Дома его ожидал еще один сюрприз, наконец-таки прибыл столь задержавшийся вагон-салон с остальной прислугой и личными вещами. Впрочем, великий князь не пожелал покидать понравившуюся ему квартиру и остался жить в доме снятом для него Прохором. Тем более что после приезда остальных слуг, комфорт в нем только увеличился. На слугах стоит остановиться подробнее. С Прохором и Архипычем мы уже знакомы, а кроме них в штате был еще повар Федор Михайлович, лакей Семен и двенадцатилетний сын повара, ранее бывший на побегушках, а ныне исправляющий должность кофишенка, Ванька. Надо сказать, что необходимыми для столь ответственной должности знаниями и умениями мальчишка не обладал. Однако, оставшегося после смерти матери сорванца девать было некуда и сердобольный великий князь принял его на службу и велел учить.

Впервые за много времени ужин Алексея Михайловича проходил в строгом соответствии с этикетом. Сам великий князь сидел за столом и Прохор ему прислуживал, Федор Михайлович приносил уже приготовленные блюда из кухни, а Ванька был на подхвате. Кейко была тут же и ждала, когда господин насытится, и ему можно будет подавать чай. Кофишенк поначалу ревниво воспринял подобную смену вкусов хозяином, но получив подзатыльник от отца, возмущаться более не стал.

— Как тебе живется, Кейко, тебя не обижают? — спросил у девушки Алеша.

Ответом ему были почтительный поклон и милая улыбка восточной красавицы.

— Чего изволите? — переспросил не расслышавший господина Прохор.

— Да вот, спрашиваю у нашей хозяйки, не обижаете ли вы ее.

— Что вы, Алексей Михайлович, как можно-с! — сделал строгие глаза камер-лакей, про себя подумавший: «обидишь ее как же!»

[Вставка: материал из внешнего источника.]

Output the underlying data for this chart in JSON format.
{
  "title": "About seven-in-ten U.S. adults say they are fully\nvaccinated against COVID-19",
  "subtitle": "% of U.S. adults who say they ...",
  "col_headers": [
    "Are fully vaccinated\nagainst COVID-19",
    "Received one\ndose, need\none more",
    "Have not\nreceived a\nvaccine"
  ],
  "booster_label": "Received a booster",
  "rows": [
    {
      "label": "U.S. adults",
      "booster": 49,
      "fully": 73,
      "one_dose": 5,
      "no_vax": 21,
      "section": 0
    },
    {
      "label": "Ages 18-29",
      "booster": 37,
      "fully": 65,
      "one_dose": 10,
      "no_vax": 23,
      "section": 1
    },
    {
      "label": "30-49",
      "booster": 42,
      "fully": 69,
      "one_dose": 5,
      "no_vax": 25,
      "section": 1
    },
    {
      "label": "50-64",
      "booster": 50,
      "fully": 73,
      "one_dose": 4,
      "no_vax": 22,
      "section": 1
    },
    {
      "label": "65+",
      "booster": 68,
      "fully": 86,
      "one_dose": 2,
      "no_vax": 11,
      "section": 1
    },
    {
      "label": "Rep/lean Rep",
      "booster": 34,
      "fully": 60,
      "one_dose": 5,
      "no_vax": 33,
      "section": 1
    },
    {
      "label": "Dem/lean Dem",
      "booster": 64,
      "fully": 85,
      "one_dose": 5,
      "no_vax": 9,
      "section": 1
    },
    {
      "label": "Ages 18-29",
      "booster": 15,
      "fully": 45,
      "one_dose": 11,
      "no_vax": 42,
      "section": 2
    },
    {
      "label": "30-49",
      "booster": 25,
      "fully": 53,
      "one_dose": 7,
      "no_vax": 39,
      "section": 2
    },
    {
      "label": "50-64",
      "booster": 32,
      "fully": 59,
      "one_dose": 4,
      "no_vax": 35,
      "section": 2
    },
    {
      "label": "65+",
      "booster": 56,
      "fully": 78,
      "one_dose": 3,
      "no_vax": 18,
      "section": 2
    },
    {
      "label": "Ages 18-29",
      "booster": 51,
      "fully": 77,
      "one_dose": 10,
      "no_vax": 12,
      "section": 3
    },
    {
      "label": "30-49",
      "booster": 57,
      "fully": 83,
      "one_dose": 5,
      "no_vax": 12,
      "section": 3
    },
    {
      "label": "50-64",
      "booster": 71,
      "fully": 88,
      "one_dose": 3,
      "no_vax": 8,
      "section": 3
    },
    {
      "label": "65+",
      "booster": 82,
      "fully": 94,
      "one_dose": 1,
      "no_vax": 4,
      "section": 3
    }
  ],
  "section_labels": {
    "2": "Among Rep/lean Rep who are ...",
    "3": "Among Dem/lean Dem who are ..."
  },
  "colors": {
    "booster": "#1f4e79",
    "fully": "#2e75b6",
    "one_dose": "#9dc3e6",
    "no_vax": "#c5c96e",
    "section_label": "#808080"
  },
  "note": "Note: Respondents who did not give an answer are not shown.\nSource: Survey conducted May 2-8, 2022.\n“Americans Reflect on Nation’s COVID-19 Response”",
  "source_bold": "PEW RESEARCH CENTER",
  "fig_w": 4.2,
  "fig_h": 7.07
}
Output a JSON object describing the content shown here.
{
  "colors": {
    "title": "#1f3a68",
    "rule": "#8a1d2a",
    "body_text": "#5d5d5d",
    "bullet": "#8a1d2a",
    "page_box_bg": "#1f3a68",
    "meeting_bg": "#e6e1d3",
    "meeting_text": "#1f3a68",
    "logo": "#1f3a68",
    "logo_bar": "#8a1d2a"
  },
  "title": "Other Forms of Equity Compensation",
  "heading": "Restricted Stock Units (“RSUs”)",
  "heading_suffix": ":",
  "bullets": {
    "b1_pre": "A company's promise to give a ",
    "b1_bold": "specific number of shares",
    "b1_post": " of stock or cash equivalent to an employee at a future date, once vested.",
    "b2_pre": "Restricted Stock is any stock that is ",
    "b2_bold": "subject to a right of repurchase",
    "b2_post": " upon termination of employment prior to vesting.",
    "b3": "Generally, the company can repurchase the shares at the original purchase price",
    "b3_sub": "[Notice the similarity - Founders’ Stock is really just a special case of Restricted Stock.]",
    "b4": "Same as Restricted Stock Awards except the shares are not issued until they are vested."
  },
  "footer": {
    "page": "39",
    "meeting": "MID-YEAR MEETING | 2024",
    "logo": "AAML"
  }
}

— Ну, вот и славно, — благодушно отвечал великий князь, — а что в городе, все спокойно?

— Да как же спокойно, ваше императорское… поначалу просто Содом и Гоморра творились. Люди перепугались, бегали как ошпаренные, потом как японцы стали с пушек бомбы кидать попрятались, конечно…

— Что и сюда снаряды долетали?

— Так, только сюда и долетали, в Новый город сказывают не одна бомба не прилетела, все сюда. Купцу здешнему Тифонтаю, прямо в сад угодила, да одну фанзу под Перепелиной горой разбило, вместе с китайцами там жительствующими. Ужас просто!